InFusion, introduced a little more than a year ago, is just such a one, and at the recent Invensys Foxboro User Group meeting, discussions focused on how the InFusion concept and technology were being applied to the realities of the installed base.
And that's really a big part of the whole point, to achieve integration “by using manufacturing SOA instead of ripping and replacing existing investments,” says Collin Masson of AMR Research in a July article, “Defining next-generation manufacturing.”
Masson goes on to say, “While the promise of manufacturing SOA is real, it largely exists on the Microsoft.NET technology stack, and manufacturing services have evolved in the absence of complete standards and manufacturing master data management strategies.”
In fact, InFusion has a Microsoft .NET kernel, around which Invensys has placed a wrapper of industrial services that include a common object environment, extended security services, and two dozen other needed capabilities.
Based on presentations from Invensys' Grant Lesueur, whose grasp of InFusion's intricacies belies his marketing title, users' questions about options for applying InFusion in Foxboro I/A environments were explored, and first steps to be taken by users in applying plant SOA were examined.
One reason InFusion's aggregated plant view is needed is because of staffing upheaval at production plants in recent years. “IT took the most cuts, engineering second.

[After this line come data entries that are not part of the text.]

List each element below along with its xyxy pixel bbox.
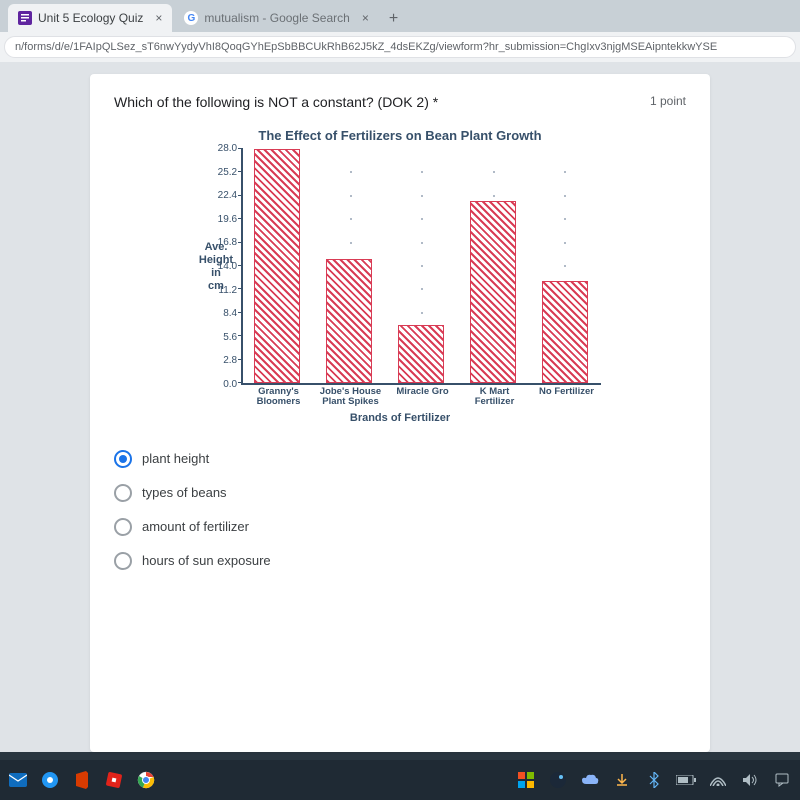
option-label: types of beans [142, 485, 227, 500]
settings-icon[interactable] [40, 770, 60, 790]
radio-icon[interactable] [114, 518, 132, 536]
download-icon[interactable] [612, 770, 632, 790]
chart-column [465, 201, 521, 383]
quiz-option[interactable]: hours of sun exposure [114, 544, 686, 578]
page-content: Which of the following is NOT a constant… [0, 62, 800, 752]
google-favicon: G [184, 11, 198, 25]
chart: The Effect of Fertilizers on Bean Plant … [114, 124, 686, 424]
quiz-card: Which of the following is NOT a constant… [90, 74, 710, 752]
x-tick-label: Granny'sBloomers [243, 385, 315, 408]
x-tick-label: No Fertilizer [531, 385, 603, 408]
option-label: amount of fertilizer [142, 519, 249, 534]
tab-google-search[interactable]: G mutualism - Google Search × [174, 4, 378, 32]
quiz-option[interactable]: types of beans [114, 476, 686, 510]
taskbar-right [516, 770, 792, 790]
tab-title: mutualism - Google Search [204, 11, 349, 25]
x-tick-label: Jobe's HousePlant Spikes [315, 385, 387, 408]
chart-plot [241, 149, 601, 385]
radio-icon[interactable] [114, 450, 132, 468]
x-tick-label: K MartFertilizer [459, 385, 531, 408]
quiz-option[interactable]: amount of fertilizer [114, 510, 686, 544]
battery-icon[interactable] [676, 770, 696, 790]
chart-bar [470, 201, 516, 383]
roblox-icon[interactable] [104, 770, 124, 790]
volume-icon[interactable] [740, 770, 760, 790]
radio-icon[interactable] [114, 552, 132, 570]
steam-icon[interactable] [548, 770, 568, 790]
taskbar-left [8, 770, 156, 790]
notification-icon[interactable] [772, 770, 792, 790]
taskbar [0, 760, 800, 800]
chart-column [249, 149, 305, 383]
chart-bar [542, 281, 588, 383]
chart-title: The Effect of Fertilizers on Bean Plant … [258, 128, 541, 143]
office-icon[interactable] [72, 770, 92, 790]
x-tick-label: Miracle Gro [387, 385, 459, 408]
chrome-icon[interactable] [136, 770, 156, 790]
tab-title: Unit 5 Ecology Quiz [38, 11, 143, 25]
mail-icon[interactable] [8, 770, 28, 790]
grid-icon[interactable] [516, 770, 536, 790]
chart-column [393, 325, 449, 384]
y-tick-mark [238, 382, 243, 383]
option-label: plant height [142, 451, 209, 466]
points-label: 1 point [650, 94, 686, 110]
question-text: Which of the following is NOT a constant… [114, 94, 438, 110]
radio-icon[interactable] [114, 484, 132, 502]
bluetooth-icon[interactable] [644, 770, 664, 790]
browser-url-bar: n/forms/d/e/1FAIpQLSez_sT6nwYydyVhI8QoqG… [0, 32, 800, 62]
options-group: plant height types of beans amount of fert… [114, 442, 686, 578]
chart-bar [326, 259, 372, 383]
forms-favicon [18, 11, 32, 25]
chart-column [537, 281, 593, 383]
y-tick-mark [238, 148, 243, 149]
chart-column [321, 259, 377, 383]
option-label: hours of sun exposure [142, 553, 271, 568]
tab-ecology-quiz[interactable]: Unit 5 Ecology Quiz × [8, 4, 172, 32]
close-icon[interactable]: × [155, 11, 162, 25]
network-icon[interactable] [708, 770, 728, 790]
quiz-option[interactable]: plant height [114, 442, 686, 476]
cloud-icon[interactable] [580, 770, 600, 790]
browser-tab-bar: Unit 5 Ecology Quiz × G mutualism - Goog… [0, 0, 800, 32]
chart-bar [254, 149, 300, 383]
close-icon[interactable]: × [362, 11, 369, 25]
new-tab-button[interactable]: + [381, 6, 406, 32]
url-input[interactable]: n/forms/d/e/1FAIpQLSez_sT6nwYydyVhI8QoqG… [4, 36, 796, 58]
chart-bar [398, 325, 444, 384]
x-axis-label: Brands of Fertilizer [350, 412, 450, 424]
x-axis-labels: Granny'sBloomersJobe's HousePlant Spikes… [243, 385, 603, 408]
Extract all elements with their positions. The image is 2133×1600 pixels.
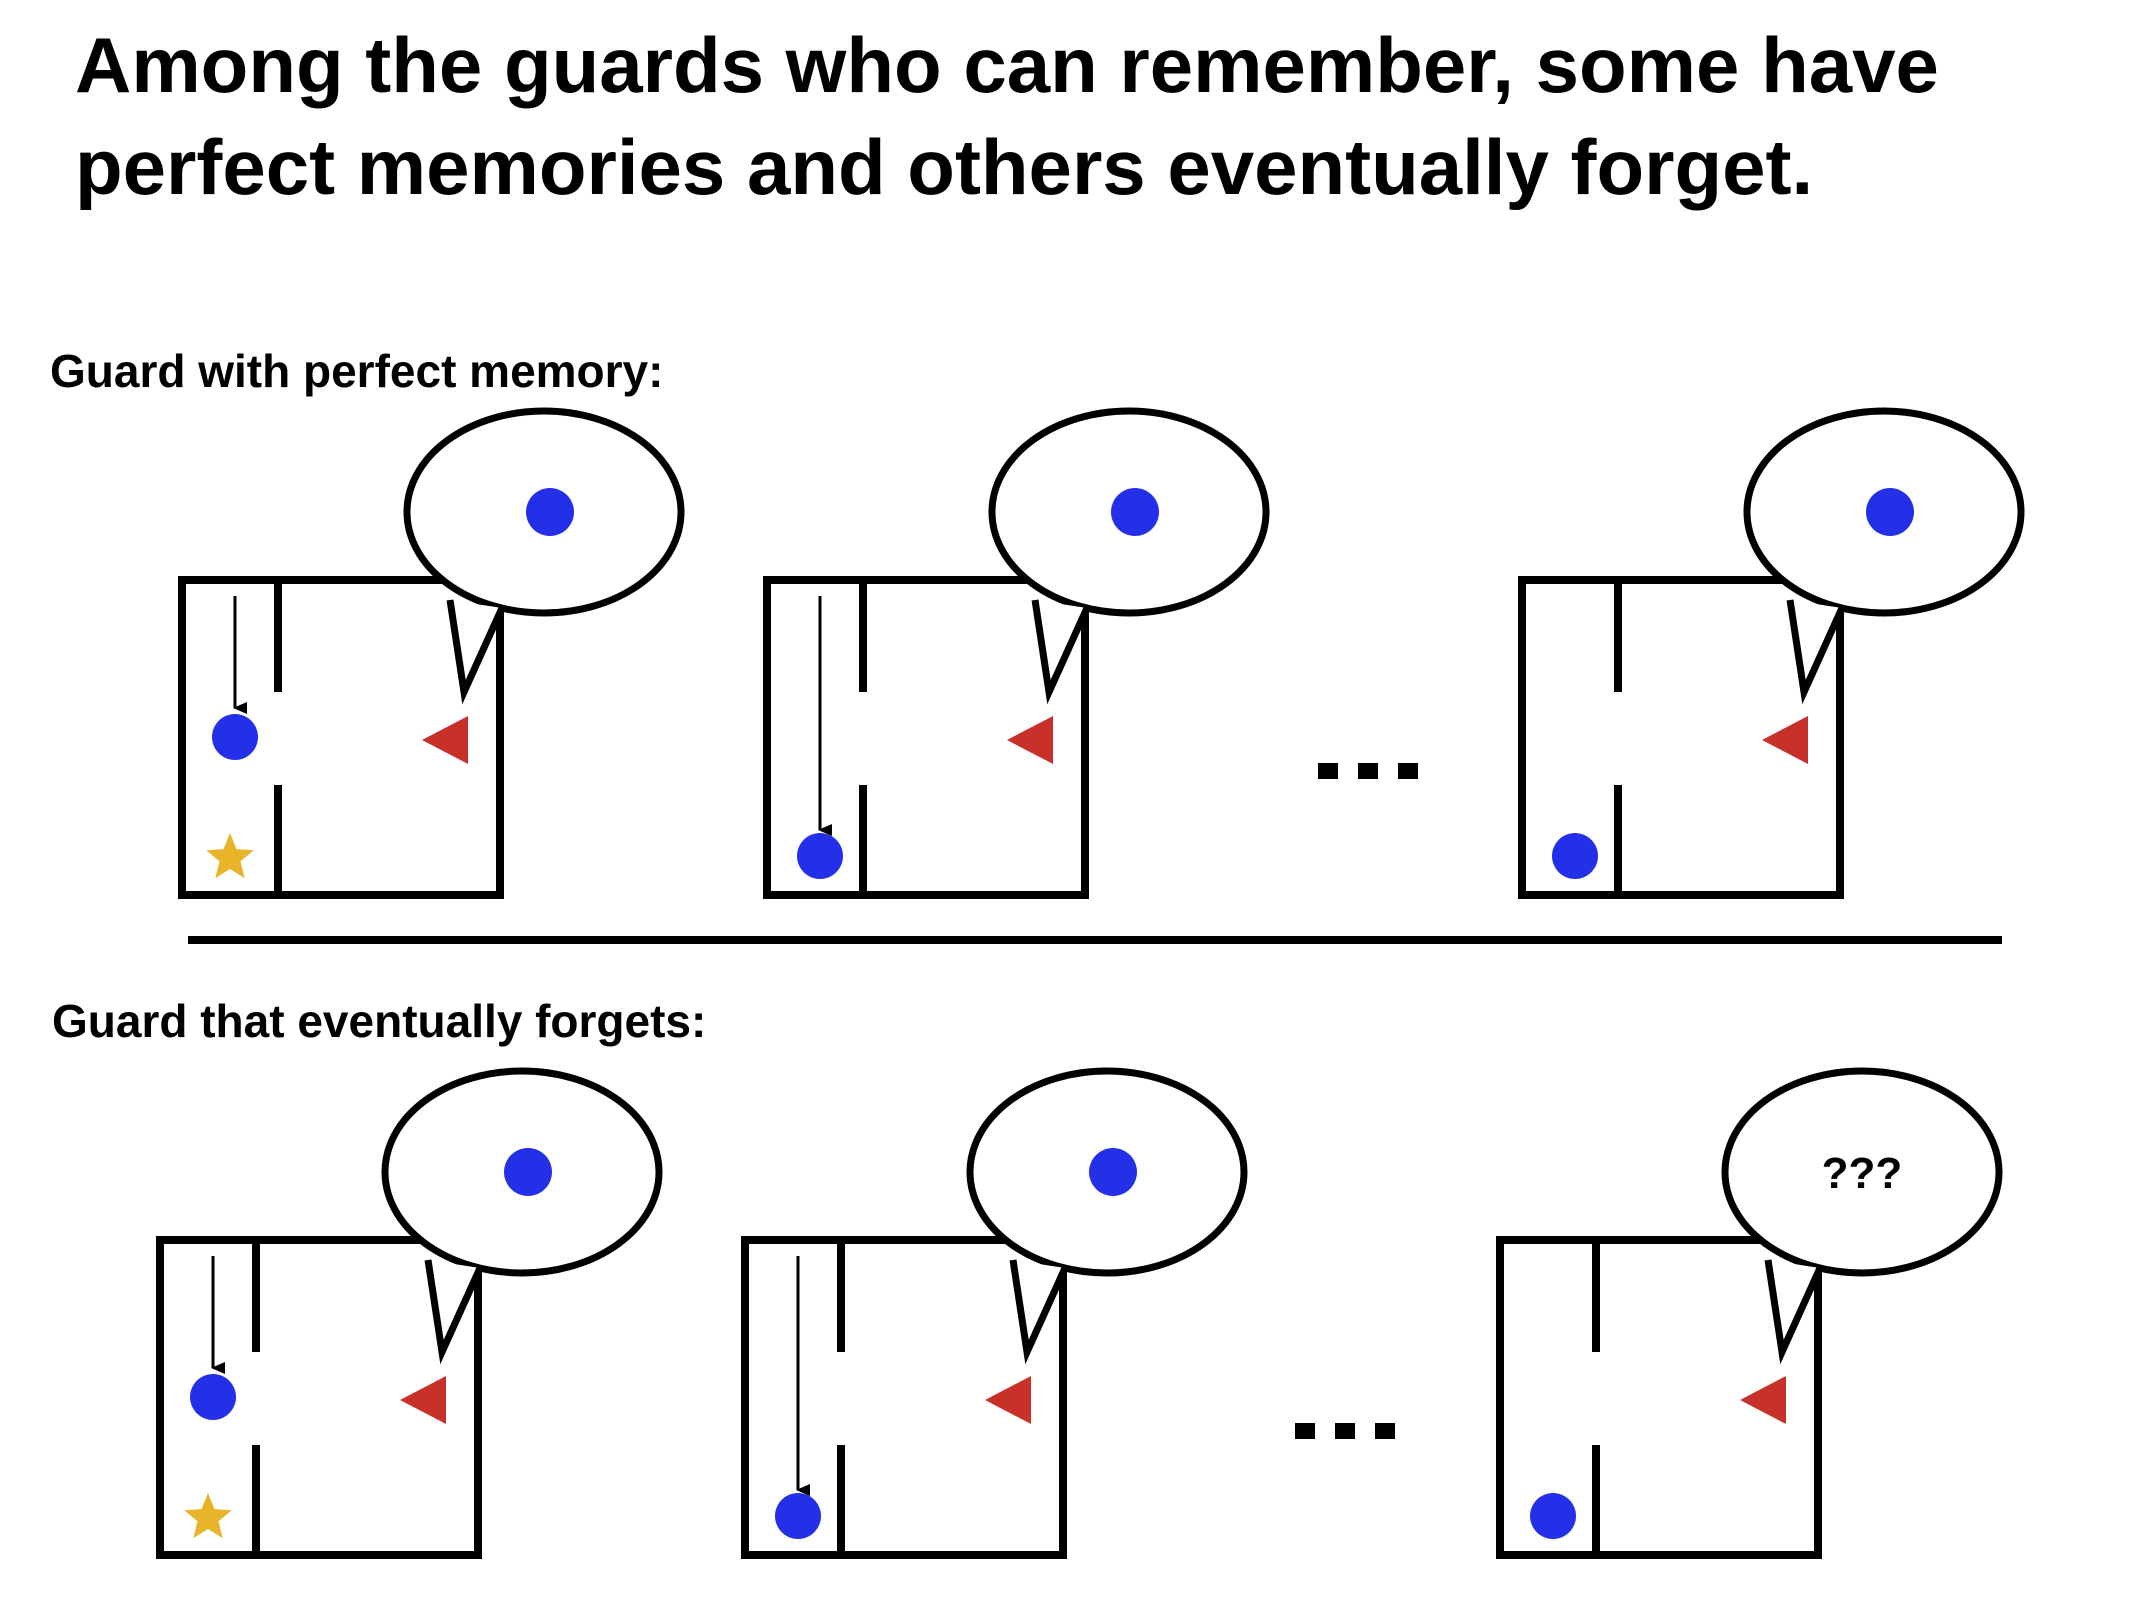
guard-triangle (1007, 716, 1053, 764)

Plants are running with half the engineers they had 10 years ago,” says Martin.
Key performance indicators end up being a big part of the overall picture. Conflict between maintenance and operations arises because, “the KPI for maintenance is uptime, or availability; while the KPI for operations is throughput, or utilization,” says Martin.
What would unite all these disparate groups would be if everyone looked at real-time financial metrics as the basis for decisions. And this is Martin's true passion: the possibility of production management based on real-time understanding of financial impact across the supply chain. It's also the ultimate goal for InFusion, and of new composite applications arising from Foxboro's SAP partnership. There's a devil in those details, though, and Martin will need all of his persuasive powers to exorcise it.